1 - A velha Folha de Ouro

142 21 233
                                    

O dia amanheceu frio esta manhã, mas o sol fraco dá conforto para aqueles que passam pelas ruas de Santa Fé. A cidade cresceu nos últimos anos e há muita gente caminhando já a essa hora, homens passam apressados, vestindo ternos escuros e chapéus de feltro, a caminho do trabalho. Algumas mulheres passeiam, vestindo saias rodadas e blusas justas, usando lenços na cabeça ou um penteado bonito. Elas carregam cestas ou sacolas de compras e conversam animadamente umas com as outras.

Com um olhar distante, Vicente caminha lentamente por uma rua feita com paralelepípedos desgastados pelo tempo, e com as mãos dentro dos bolsos da calça de brim, observa uma pedra parar longe depois de ter a chutado.

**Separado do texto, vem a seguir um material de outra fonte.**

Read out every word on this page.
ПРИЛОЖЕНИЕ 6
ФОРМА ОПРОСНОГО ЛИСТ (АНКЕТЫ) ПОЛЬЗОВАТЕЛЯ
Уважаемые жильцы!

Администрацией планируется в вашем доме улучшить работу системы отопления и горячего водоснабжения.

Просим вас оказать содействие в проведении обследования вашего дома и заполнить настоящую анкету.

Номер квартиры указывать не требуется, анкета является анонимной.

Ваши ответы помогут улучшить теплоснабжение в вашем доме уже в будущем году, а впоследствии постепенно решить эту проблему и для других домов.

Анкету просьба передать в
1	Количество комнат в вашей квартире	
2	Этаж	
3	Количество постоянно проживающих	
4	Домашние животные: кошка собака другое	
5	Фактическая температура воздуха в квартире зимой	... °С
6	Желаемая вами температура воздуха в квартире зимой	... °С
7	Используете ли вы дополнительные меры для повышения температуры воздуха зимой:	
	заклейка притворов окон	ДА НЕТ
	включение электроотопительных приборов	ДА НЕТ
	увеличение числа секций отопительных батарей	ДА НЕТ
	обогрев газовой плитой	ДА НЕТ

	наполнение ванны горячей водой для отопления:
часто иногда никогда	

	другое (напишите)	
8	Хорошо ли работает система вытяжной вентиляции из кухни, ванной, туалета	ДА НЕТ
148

Ele ergue a cabeça e percebe que o movimento de automóveis aumentou. Modelos como o Cadillac DeVille, grandes e luxuosos, com brilhantes cromados e pneus largos, passam por ali, fazendo-o virar o pescoço para admirá-lo.

O rapaz para diante de uma porta, pois chegou no endereço que procurava. Tira a chave do bolso da sua calça e o cheiro de mofo chega em seus pulmões no mesmo momento. Seu coração doi em ver este lugar nestas condições; parede descascada com infiltração e assoalho quebrado, estava trancado por muito tempo, desde quando seu pai decretou falência.

Enquanto caminha para dentro imerso em seus pensamentos, Vicente pensa em seu pai, que já não está mais vivo por conta de uma tuberculose, ele não viu seu último dia, pois estava batalhando em uma guerra e sente seu coração esmagado. A última vez que se falaram, estavam todos reunidos em casa em uma despedida, e agora, quer retomar essa editora em memória dele, para dar vida a seu pai novamente de alguma forma. Sabe que vai dar muito trabalho, ainda mais sem recursos financeiros, pois irá precisar fazer uma boa faxina e uma reforma.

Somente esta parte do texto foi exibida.